For emergency and mental health response, that question becomes urgent. Historical regional data cited in the report showed more than 1,600 psychiatric emergency department visits per month in earlier periods, along with prolonged boarding times and related costs for staffing, security, law enforcement holds and testing. When information is split across systems, the default response can become expensive and repetitive: emergency room, street, crisis call, transport, discharge, repeat.

That is bad policy. It is also a bad human experience.

Sacramento does publish important data. Sacramento Steps Forward provides PIT reports, HMIS dashboards, coordinated access metrics and HUD system performance measures. The city-county agreement calls for semiannual reporting to elected officials. These tools help the public see broad movement in the system.

But the public still cannot easily see whether the systems are actually connecting.

How many hospital-identified homeless patients are successfully matched to HMIS and referred into coordinated access? How long does it take from a crisis encounter to a housing or treatment plan? How often are assessments duplicated? How many people touched by county behavioral health are also active in the homelessness system? Which providers are outside full HMIS participation? Where do referrals break down?

These are not side questions. They are the accountability questions.

Sacramento needs a public integration scorecard. Not a dashboard that reveals private client details, but one that tracks whether the city, county, hospitals, behavioral health providers, dispatch systems and homelessness agencies are closing the gaps they have already identified. The scorecard should measure referral completion rates, successful HMIS matching from hospitals, time from crisis contact to stable pathway, duplicated assessment reduction, behavioral health-to-housing coordination, non-HMIS provider participation and outcomes after discharge.

Without those measures, the region is asking the public to trust that coordination is improving. Trust is not enough. Not when the stakes are this high and the costs are this visible.

There are models to build from. The health pilot offers one. Built for Zero communities have shown the value of real-time, by-name data across providers. California’s broader health and whole-person care efforts point toward stronger links between housing, health care and behavioral health. Sacramento does not have to invent the idea from scratch.

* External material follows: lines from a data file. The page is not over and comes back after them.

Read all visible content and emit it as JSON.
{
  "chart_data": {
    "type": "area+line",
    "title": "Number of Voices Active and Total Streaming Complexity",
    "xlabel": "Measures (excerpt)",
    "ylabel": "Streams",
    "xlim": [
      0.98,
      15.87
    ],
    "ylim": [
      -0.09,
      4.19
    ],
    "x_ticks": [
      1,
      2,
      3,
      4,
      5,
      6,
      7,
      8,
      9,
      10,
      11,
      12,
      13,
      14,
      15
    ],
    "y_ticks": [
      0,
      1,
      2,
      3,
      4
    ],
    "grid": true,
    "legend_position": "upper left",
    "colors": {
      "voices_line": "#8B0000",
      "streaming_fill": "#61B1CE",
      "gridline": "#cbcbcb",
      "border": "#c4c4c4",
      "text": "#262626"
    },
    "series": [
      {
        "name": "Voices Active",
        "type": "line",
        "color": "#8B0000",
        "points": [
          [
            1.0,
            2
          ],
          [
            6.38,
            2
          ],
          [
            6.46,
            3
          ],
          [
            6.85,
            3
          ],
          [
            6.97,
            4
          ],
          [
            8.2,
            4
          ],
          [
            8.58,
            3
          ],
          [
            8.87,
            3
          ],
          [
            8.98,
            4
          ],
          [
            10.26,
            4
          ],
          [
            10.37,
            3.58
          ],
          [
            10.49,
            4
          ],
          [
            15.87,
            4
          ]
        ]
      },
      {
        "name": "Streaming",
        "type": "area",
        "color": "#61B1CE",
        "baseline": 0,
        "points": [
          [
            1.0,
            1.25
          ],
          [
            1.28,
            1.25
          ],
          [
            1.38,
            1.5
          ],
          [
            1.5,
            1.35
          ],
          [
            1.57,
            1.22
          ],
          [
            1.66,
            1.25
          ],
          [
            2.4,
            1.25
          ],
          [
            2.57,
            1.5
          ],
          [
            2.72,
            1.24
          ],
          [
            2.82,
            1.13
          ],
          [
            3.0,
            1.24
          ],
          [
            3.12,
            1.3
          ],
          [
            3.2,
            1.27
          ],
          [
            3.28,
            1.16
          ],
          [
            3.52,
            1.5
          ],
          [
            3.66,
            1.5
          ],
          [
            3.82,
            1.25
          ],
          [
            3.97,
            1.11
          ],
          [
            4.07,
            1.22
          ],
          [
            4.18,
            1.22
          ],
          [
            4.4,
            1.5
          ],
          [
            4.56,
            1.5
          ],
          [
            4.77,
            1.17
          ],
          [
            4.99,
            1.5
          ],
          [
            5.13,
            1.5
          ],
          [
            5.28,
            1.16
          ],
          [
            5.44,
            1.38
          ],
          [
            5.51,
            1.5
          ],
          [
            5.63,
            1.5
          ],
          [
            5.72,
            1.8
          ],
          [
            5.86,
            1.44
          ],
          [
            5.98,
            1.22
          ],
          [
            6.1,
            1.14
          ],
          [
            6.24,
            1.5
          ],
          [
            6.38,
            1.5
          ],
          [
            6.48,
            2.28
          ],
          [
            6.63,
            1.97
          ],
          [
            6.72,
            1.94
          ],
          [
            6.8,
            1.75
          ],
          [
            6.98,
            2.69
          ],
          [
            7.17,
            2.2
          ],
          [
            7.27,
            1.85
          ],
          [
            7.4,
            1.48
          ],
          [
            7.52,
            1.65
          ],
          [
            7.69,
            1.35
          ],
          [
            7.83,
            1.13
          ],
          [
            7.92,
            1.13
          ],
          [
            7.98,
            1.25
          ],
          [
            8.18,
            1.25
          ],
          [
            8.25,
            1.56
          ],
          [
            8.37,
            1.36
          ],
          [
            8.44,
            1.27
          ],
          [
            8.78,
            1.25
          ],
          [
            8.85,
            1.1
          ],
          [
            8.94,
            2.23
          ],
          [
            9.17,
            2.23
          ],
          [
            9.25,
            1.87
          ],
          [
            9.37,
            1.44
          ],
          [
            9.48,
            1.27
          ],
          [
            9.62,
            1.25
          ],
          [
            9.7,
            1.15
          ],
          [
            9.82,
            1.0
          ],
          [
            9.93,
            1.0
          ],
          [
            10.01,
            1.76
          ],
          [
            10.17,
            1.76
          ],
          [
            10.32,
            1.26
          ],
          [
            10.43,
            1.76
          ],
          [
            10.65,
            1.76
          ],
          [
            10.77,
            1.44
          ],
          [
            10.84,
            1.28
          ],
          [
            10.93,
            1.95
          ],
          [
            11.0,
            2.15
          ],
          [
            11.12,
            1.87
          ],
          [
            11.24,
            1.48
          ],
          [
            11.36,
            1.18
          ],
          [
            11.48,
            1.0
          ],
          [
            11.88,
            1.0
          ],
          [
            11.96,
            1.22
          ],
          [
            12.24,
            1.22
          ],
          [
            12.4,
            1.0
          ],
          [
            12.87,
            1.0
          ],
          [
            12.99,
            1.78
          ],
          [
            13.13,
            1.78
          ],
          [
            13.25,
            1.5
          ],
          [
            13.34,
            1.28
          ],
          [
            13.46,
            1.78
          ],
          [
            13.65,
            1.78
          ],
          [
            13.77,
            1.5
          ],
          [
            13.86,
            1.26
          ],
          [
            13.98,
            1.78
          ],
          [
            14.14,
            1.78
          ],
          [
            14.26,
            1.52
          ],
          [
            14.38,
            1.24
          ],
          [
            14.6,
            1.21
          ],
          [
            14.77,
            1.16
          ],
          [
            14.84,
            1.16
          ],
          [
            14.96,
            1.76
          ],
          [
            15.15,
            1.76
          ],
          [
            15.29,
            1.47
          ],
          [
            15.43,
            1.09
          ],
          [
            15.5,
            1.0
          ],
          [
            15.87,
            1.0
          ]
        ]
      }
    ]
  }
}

But it does have to execute.

That means technical work: better record matching, privacy-preserving data links, shared workflows and perhaps regional middleware that can connect systems without flattening all privacy protections. It means legal work: clear agreements that allow useful information to move while protecting sensitive records. It means staffing: people who can enter, clean, verify and act on the data. It means culture change: agencies agreeing that their own database is not the center of the universe.

Most of all, it means designing the system around the person in crisis, not the agency receiving the call.

Sacramento has pieces of a better system already in place. It has HMIS. It has coordinated access. It has a city-county partnership. It has shelter investments producing measurable gains. It has a hospital pilot that proves cross-sector data sharing is possible, even if difficult.

But the black hole remains.

Until critical information can follow people across homelessness services, behavioral health, hospitals, outreach and emergency response, Sacramento will continue paying for fragmentation. It will pay through repeated crisis calls. It will pay through emergency room use. It will pay through staff time wasted on duplicated work. It will pay through public frustration.

And the people experiencing homelessness will pay the highest price.

The next phase of Sacramento’s homelessness response should not be judged only by how many programs exist or how many meetings are held. It should be judged by whether a person in crisis is recognized, connected and helped without having to start from zero every time.

That is the standard. Sacramento has the tools to reach it. Now the region has to prove it can connect them.